In the case of high-dimensional multivariate time series, there is often additional structure in the form of spatial structure, e.g., air pollution is monitored by monitors and the geographical locations of monitors are known. If air pollutants cannot travel long distances, then the estimation of past-present and present-present dependencies of air pollution at a monitor can be restricted to short distances.
Here, a novel two-step estimation approach is proposed to estimate the range of dependence along with the parameters of multivariate time series models in high-dimensional settings. Theoretical results show that the two-step estimation approach reduces statistical error in high-dimensional settings. Simulation results confirm that the two-step estimation approach reduces statistical error and computing time.
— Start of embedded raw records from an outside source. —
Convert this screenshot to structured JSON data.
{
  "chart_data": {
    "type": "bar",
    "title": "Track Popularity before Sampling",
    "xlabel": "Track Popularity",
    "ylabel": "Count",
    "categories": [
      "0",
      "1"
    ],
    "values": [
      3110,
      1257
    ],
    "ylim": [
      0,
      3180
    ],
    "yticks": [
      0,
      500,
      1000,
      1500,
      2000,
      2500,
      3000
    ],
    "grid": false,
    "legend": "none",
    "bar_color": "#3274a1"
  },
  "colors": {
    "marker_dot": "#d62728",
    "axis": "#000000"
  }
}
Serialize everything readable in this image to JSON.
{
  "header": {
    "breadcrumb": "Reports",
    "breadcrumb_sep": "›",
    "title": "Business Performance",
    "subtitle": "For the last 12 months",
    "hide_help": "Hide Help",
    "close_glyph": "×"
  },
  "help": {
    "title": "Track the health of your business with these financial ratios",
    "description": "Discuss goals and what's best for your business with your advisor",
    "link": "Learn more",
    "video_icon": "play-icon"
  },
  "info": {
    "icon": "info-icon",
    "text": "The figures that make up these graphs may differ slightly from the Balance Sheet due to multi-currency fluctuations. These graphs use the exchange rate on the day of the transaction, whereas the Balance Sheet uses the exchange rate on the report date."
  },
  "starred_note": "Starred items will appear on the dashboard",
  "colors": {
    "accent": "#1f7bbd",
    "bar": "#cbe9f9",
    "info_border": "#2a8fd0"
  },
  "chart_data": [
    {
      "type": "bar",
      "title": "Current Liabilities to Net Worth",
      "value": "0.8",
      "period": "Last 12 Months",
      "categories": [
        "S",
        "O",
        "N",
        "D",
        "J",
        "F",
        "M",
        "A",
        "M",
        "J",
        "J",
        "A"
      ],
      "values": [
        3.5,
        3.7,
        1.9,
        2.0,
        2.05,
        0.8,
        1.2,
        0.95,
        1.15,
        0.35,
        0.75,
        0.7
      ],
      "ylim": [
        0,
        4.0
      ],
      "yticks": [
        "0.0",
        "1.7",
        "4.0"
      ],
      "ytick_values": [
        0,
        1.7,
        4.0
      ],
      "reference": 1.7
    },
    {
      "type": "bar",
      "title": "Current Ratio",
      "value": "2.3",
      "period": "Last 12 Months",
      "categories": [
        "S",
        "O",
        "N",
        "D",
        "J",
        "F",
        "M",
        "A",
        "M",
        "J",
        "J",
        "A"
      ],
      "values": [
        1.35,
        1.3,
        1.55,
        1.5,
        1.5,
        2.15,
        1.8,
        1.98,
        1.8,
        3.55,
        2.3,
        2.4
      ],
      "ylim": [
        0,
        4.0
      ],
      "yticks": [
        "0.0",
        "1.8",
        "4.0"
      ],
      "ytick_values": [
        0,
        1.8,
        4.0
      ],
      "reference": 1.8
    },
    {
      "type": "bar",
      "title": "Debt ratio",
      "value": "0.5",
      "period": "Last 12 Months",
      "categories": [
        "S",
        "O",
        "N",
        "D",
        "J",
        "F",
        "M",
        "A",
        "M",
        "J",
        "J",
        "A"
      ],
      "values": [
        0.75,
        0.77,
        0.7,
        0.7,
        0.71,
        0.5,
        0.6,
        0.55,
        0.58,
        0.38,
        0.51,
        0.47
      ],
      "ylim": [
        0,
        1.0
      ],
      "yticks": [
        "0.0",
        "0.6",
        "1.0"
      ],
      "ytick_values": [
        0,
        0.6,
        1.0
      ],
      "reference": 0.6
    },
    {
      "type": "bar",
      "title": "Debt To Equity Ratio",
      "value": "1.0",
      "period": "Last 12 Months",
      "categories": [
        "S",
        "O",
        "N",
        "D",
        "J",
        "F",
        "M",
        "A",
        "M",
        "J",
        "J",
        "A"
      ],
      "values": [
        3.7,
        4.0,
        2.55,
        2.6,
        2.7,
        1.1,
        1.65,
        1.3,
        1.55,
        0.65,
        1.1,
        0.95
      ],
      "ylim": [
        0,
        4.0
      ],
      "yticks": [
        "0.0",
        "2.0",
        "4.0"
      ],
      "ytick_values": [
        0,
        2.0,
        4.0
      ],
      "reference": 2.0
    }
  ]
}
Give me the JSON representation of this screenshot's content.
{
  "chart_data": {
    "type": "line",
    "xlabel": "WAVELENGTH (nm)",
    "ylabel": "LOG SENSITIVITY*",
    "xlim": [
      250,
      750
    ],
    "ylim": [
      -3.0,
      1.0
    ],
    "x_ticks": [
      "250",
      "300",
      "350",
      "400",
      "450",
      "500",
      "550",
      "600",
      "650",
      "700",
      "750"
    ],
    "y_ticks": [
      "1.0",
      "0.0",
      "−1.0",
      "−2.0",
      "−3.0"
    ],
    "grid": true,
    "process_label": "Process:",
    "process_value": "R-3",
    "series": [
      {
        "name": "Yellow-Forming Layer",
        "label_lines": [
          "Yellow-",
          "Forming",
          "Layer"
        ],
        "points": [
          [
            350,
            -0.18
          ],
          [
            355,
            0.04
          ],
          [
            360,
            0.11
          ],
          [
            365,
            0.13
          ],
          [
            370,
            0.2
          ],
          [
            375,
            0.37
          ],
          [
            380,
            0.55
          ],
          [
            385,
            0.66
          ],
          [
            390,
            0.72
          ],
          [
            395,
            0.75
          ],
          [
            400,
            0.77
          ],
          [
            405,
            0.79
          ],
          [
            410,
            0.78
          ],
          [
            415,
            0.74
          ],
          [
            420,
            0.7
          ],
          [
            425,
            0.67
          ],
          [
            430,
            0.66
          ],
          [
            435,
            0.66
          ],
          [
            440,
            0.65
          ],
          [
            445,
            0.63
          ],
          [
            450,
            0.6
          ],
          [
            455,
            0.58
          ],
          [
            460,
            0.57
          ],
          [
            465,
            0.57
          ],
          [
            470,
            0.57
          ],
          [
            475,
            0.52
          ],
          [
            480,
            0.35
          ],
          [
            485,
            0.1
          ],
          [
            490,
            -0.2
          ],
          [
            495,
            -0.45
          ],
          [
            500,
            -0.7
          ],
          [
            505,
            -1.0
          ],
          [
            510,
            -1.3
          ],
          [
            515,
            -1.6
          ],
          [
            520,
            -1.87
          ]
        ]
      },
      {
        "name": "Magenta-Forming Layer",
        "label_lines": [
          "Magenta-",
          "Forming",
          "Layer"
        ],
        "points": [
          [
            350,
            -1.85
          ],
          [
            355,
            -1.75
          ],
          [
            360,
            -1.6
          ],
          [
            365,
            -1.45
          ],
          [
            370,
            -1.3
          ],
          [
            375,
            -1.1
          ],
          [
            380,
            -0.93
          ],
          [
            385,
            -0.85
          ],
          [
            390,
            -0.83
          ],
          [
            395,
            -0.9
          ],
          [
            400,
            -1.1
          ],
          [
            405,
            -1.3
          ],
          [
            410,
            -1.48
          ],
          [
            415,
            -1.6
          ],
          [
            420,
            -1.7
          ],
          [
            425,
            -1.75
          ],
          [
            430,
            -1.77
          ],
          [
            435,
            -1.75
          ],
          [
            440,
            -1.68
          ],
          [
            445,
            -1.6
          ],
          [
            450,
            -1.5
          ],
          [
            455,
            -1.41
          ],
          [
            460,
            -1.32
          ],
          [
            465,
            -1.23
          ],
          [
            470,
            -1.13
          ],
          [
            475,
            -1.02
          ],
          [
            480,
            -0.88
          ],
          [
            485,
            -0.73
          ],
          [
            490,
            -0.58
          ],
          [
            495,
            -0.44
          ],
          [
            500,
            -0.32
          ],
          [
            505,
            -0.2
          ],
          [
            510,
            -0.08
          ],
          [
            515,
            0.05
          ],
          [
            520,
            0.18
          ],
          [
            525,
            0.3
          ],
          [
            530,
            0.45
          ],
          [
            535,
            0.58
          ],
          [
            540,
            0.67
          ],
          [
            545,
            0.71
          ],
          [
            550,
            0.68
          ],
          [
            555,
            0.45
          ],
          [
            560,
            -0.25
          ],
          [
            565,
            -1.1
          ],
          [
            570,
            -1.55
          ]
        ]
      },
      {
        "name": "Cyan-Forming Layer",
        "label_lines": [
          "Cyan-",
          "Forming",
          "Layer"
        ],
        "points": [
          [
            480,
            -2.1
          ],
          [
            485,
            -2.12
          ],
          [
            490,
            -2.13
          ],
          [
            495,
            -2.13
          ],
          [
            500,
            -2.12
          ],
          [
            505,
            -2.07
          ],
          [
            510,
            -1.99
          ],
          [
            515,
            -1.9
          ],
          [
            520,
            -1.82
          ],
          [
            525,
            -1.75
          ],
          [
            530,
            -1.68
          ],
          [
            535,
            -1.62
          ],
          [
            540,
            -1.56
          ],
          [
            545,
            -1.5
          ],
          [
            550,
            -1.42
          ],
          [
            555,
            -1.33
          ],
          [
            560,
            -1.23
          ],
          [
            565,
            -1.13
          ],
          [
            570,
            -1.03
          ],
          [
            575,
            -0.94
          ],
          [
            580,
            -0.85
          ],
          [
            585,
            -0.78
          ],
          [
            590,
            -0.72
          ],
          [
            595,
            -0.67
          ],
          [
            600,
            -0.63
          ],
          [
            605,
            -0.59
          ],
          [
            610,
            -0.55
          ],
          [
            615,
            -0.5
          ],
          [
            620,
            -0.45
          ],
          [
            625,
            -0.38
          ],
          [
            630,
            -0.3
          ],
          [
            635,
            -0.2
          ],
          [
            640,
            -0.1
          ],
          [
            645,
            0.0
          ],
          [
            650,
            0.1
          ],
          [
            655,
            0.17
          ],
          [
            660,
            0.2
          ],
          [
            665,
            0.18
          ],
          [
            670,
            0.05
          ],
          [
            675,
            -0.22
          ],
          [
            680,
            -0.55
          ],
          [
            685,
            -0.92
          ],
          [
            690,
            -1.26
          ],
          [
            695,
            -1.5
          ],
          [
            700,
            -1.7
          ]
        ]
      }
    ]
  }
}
An application to air pollution in the U.S. demonstrates that the two-step estimation approach gives rise to results that are in line with scientific knowledge, whereas estimation approaches ignoring the spatial structure report results that are in conflict with scientific knowledge.
In the case of exponential-family random graph models, it is likewise common that there is additional structure: e.g., it is known that many networks, such as insurgencies and terrorist networks, are local in nature. Here, a novel two-step estimation approach is proposed to estimate the local structure along with the dependence pattern of networks. The proposed two-step estimation approach can be implemented in parallel and hence enables massive-scale estimation of exponential-family random graph models. Theoretical results are provided along with simulation results. An application to a large Amazon product network demonstrates the usefulness of the proposed two-step estimation approach.